PAYOUTS for NHS health managers totalling millions of pounds have been criticised.
More than £3.2million was spent laying off staff from Sunderland Primary Care Trust (PCT), with the figure in County Durham more than £5.7million.
The average payout at Sunderland PCT was £49,000, with County Durham’s average £59,000.
However, many of those staff who were laid off are now expected to be hired by clinical commissioning groups (CCGs) which are replacing PCTs.
The Royal College of Nursing (RCN), which has unearthed the statistics, labelled them “scandalous”.
Glenn Turp, the union’s regional director for the North East, said: “The Government claims that its changes to the NHS are all about using money more wisely and targeting limited resources at the front line.
“But it is clear that very large sums are being spent on laying off managers.
“Secondly, as if this were not bad enough, many of the very same managers who were working for the PCTs are now getting new jobs working for the Government’s new Clinical Commissioning Groups. While there is nothing illegal about this practice, it does raise the question of why managers were being laid off in the first place, when in some cases, a matter of weeks later, they were being re-employed by the Clinical Commissioning Groups.”
The payout bill in County Durham was the second highest in England after Camden, in London, spent £6.3million on making staff redundant.
Phil Wilson, MP for Sedgefield, argued that the payouts were totally at odds with Health Secretary Andrew Lansley’s proposals to cut administration costs within the Health Service.
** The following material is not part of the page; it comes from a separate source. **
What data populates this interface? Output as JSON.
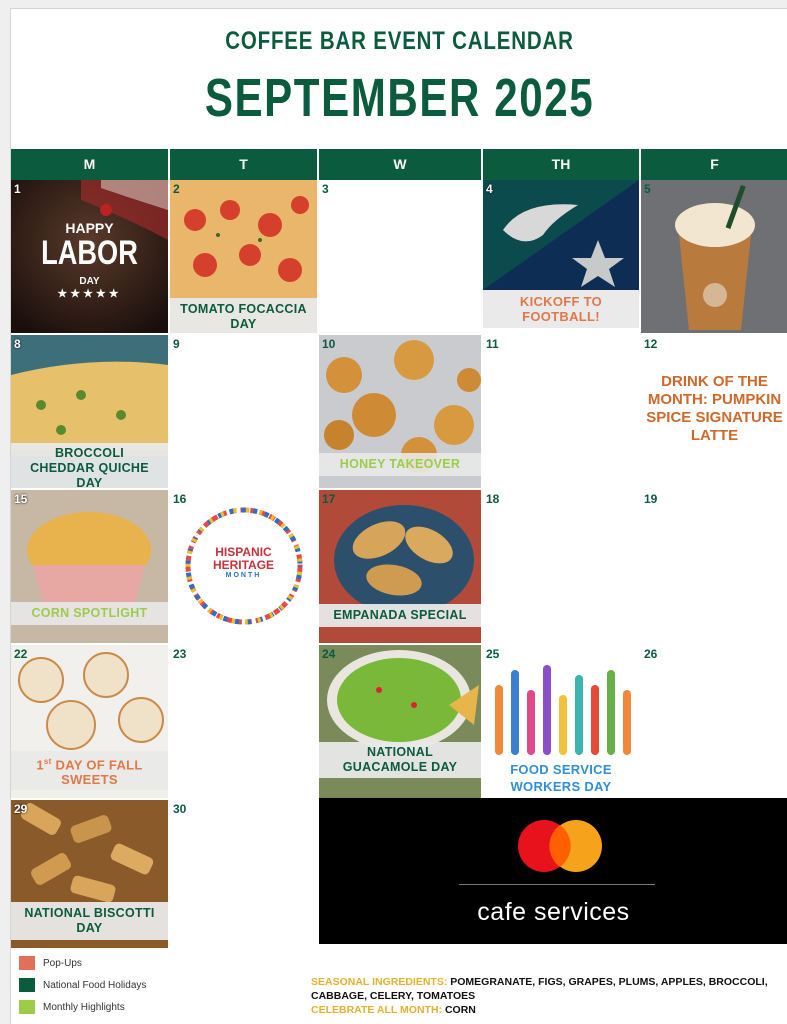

Mr Wilson said: “The information revealed to me by the RCN shows the real waste the Government’s top down re-organisation of the NHS is costing the tax-payer.
“Many of those made redundant are being re-employed by the new commissioning consortia only weeks after receiving massive payouts.
“The Government talks about reducing bureaucracy, but all it is doing is replacing one bureaucracy with another.
“It is bureaucracy gone mad.
“To save costs the Secretary of State should be looking at ways of transferring staff from primary care trusts to the new commissioning groups.”
A spokeswoman for NHS South of Tyne and Wear said: “The 12 primary care trusts (PCTs) in the region, including NHS South of Tyne and Wear, were required by the Department of Health to collectively deliver annual management cost savings of £27million by April 2011 to meet the challenges of a difficult economic environment.
“In order to reduce costs to the required level, NHS South of Tyne and Wear, along with the Strategic Health Authorities and PCTs across the region, revised their management structure and invited expressions of interest from those staff wishing to be considered for redundancy.
“We worked closely with staff side representatives to support staff through this challenging period and the majority of redundancies were made through voluntary redundancy.”